Validation Commands

This document provides detailed information about the validation commands available in fairscape-cli.

Overview

The validate command group provides operations for validating data against schemas. This ensures that datasets conform to their expected structure and constraints.

fairscape-cli validate [COMMAND] [OPTIONS]

Available Commands

  • schema - Validate a dataset against a schema definition

Command Details

schema

Validate a dataset against a schema definition.

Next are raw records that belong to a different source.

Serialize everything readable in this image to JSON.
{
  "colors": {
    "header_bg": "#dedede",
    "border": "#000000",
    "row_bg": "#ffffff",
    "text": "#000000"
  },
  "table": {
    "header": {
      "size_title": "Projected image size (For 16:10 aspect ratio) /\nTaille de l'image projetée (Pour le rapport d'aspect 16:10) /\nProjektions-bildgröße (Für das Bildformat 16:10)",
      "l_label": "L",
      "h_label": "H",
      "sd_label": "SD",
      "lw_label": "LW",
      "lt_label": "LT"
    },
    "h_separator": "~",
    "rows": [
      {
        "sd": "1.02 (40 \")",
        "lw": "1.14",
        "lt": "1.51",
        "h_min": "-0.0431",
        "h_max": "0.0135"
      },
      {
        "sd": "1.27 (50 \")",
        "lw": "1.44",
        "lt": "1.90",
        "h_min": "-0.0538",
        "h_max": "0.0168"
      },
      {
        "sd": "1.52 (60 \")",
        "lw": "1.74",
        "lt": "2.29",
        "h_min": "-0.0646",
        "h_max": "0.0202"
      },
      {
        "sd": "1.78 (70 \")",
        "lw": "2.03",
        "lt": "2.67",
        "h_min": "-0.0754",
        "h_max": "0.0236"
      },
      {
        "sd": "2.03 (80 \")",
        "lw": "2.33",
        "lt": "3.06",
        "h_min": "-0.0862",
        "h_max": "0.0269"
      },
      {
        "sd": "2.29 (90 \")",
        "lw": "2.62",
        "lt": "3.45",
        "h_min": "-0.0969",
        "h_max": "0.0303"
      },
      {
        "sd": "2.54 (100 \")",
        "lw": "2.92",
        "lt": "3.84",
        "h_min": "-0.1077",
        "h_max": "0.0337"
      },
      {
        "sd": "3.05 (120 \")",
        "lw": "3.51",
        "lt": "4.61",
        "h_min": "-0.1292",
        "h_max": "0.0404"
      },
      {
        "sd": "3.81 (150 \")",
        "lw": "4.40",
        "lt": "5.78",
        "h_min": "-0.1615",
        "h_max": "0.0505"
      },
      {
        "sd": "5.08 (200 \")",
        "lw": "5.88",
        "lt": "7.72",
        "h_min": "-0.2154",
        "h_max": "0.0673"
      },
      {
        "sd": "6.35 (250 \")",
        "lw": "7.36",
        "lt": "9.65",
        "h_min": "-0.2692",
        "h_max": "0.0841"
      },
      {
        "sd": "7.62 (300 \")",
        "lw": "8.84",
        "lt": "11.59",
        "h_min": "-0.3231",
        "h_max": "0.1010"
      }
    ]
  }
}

fairscape-cli validate schema [OPTIONS]

Options:

  • --schema TEXT - Path to the schema file or ARK identifier [required]
  • --data TEXT - Path to the data file to validate [required]

Example:

fairscape-cli validate schema \
    --schema ./schema_apms_music_embedding.json \
    --data ./APMS_embedding_MUSIC.csv

When validation succeeds, you'll see:

Validation Success

If validation fails, you'll see a table of errors:

+-----+-----------------+----------------+-------------------------------------------------------+
| row |    error_type   | failed_keyword |                        message                        |
+-----+-----------------+----------------+-------------------------------------------------------+
|  3  |   ParsingError  |      None      | ValueError: Failed to Parse Attribute embed for Row 3 |
|  4  |   ParsingError  |      None      | ValueError: Failed to Parse Attribute embed for Row 4 |
|  0  | ValidationError |    pattern     |        'APMS_A' does not match '^APMS_[0-9]*$'        |
+-----+-----------------+----------------+-------------------------------------------------------+

Error Types

Errors are categorized into two main types:

  1. ParsingError: Occurs when the data cannot be parsed according to the schema structure. This often happens when:

  2. The number of columns doesn't match the schema

  3. A value cannot be converted to the expected datatype

  4. ValidationError: Occurs when the data can be parsed but fails validation constraints like:

  5. String values not matching the specified pattern
  6. Numeric values outside the min/max range
  7. Array length not within specified bounds

Working with Different File Types

The validation command automatically detects the file type based on its extension:

  • CSV/TSV files: Tabular validation with field separators
  • Parquet files: Tabular validation with columnar storage
  • HDF5 files: Hierarchical validation with nested structures

Using ARK Identifiers for Schemas

Instead of providing a file path, you can reference a schema by its ARK identifier if it's registered in a FAIRSCAPE repository:

fairscape-cli validate schema \
    --schema "ark:59852/schema-cm4ai-image-embedding-image-emd" \
    --data "examples/schemas/cm4ai-rocrates/image_embedding/image_emd.tsv"